Malheureusement, oui. Nous étions en partenariat avec le ministère de la Santé qui avait demandé notre appui, ainsi que l’OMS (l’Organisation mondiale de la Santé). Nous étions en lutte contre cette épidémie qui fait rage depuis la fin de l’année 2021 dans la zone de Bamousso et on a dû interrompre malheureusement notre support d’urgence pour cette épidémie de choléra.
Médecins sans Frontières n’est donc plus présent ni dans le Nord-Ouest, ni dans le Sud-ouest ; quelles sont les conditions préalables nécessaires à la reprise de vos activités dans ces régions, si les autorités le souhaitent ?
Premièrement : la libération de nos collègues, très clairement. Deuxièmement, l’engagement positif des autorités pour qu’elles nous assurent que nous ne risquons pas d’être mis en cause ou détenus quand nous faisons notre travail. C’est aussi simple que ça. C’est un travail dans des conditions déjà très très difficiles, dans des conditions ingrates pour tout le monde. Mais c’est un travail qui est excessivement important pour la population. On avise toujours les autorités de nos activités. Soyons clairs, nous sommes toujours très transparents. A partir de là, laissez-nous faire notre travail.
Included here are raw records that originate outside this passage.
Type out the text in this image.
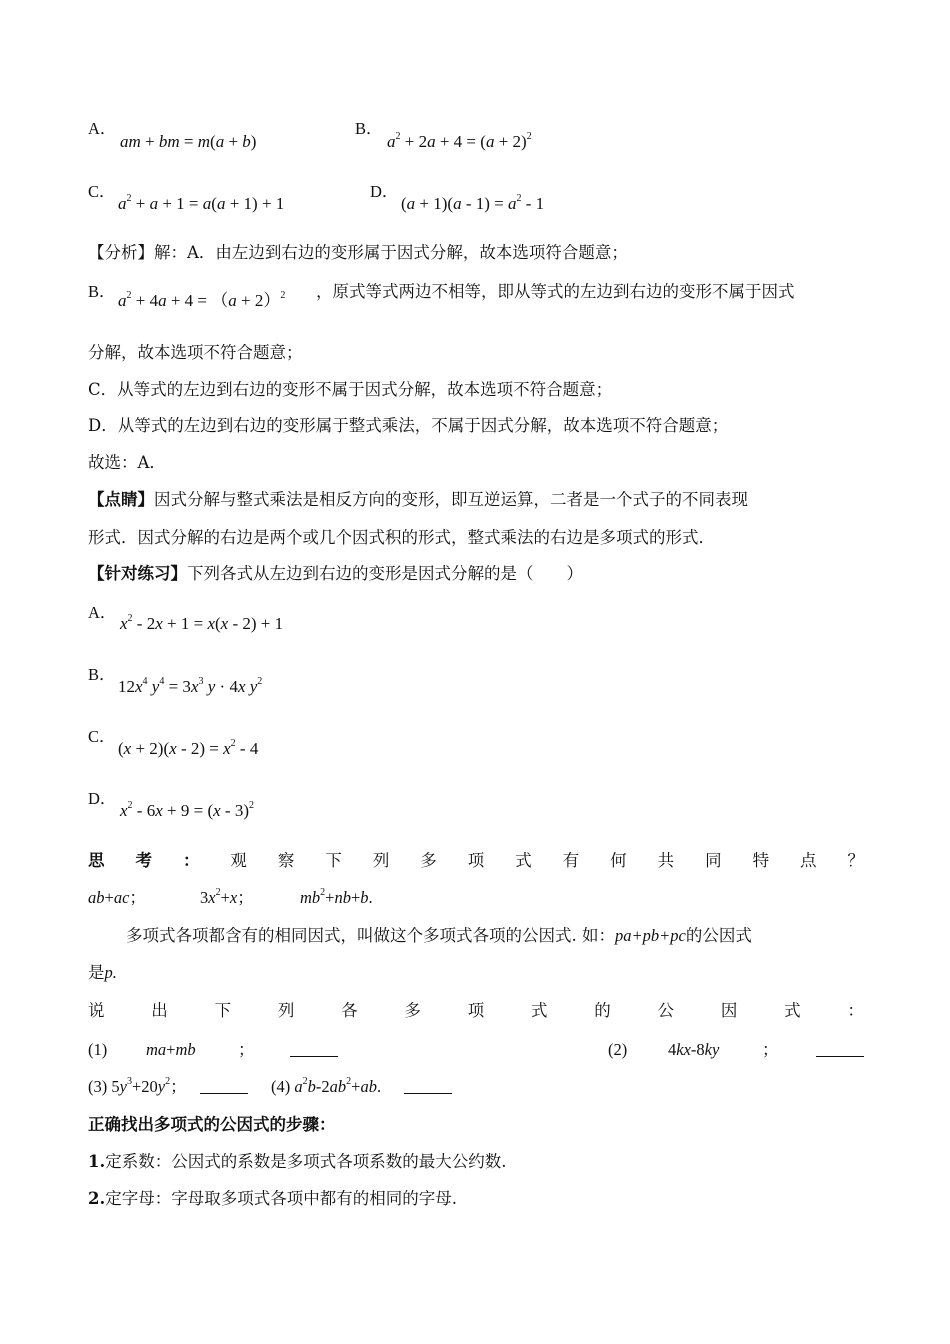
A．
am + bm = m(a + b)
B．
$a^2 + 2a + 4 = (a + 2)^2$
C．
$a^2 + a + 1 = a(a + 1) + 1$
D．
$(a + 1)(a - 1) = a^2 - 1$
【分析】解：A．由左边到右边的变形属于因式分解，故本选项符合题意；
B． $a^2 + 4a + 4 = (a + 2)^2$ ，原式等式两边不相等，即从等式的左边到右边的变形不属于因式
分解，故本选项不符合题意；
C．从等式的左边到右边的变形不属于因式分解，故本选项不符合题意；
D．从等式的左边到右边的变形属于整式乘法，不属于因式分解，故本选项不符合题意；
故选：A．
【点睛】因式分解与整式乘法是相反方向的变形，即互逆运算，二者是一个式子的不同表现
形式．因式分解的右边是两个或几个因式积的形式，整式乘法的右边是多项式的形式．
【针对练习】下列各式从左边到右边的变形是因式分解的是（　　）
A．
$x^2 - 2x + 1 = x(x - 2) + 1$
B．
$12x^4$ $y^4 = 3x^3$ y · 4x $y^2$
C．
$(x + 2)(x - 2) = x^2 - 4$
D．
$x^2 - 6x + 9 = (x - 3)^2$
思 考 ： 观 察 下 列 多 项 式 有 何 共 同 特 点 ？
ab+ac；	$3x^2+x$；	$mb^2+nb+b$.
多项式各项都含有的相同因式，叫做这个多项式各项的公因式. 如：pa+pb+pc的公因式
是p.
说	出	下	列	各	多	项	式	的	公	因	式	：
(1) ma+mb	；	(2) 4kx-8ky	；
(3) $5y^3+20y^2$；	(4) $a^2b-2ab^2+ab$.
正确找出多项式的公因式的步骤：
1.定系数：公因式的系数是多项式各项系数的最大公约数.
2.定字母：字母取多项式各项中都有的相同的字母.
Je crois que c’est important que nous ayons l’opportunité de nous asseoir, de dialoguer, dans un environnement sain, puis que nous puissions travailler sans crainte d’être arrêté, détenu en prison, sans être accusé de « complicité de sécessionnisme ». C’est une charge des des plus ridicules : MSF travaille au Cameroun depuis plus de trente ans. Nous n’avons jamais eu de problèmes. Et on ne comprend pas pourquoi aujourd’hui on se voit reprocher d’aider une partie ou l’autre de cette crise-là. C’est le comble du ridicule !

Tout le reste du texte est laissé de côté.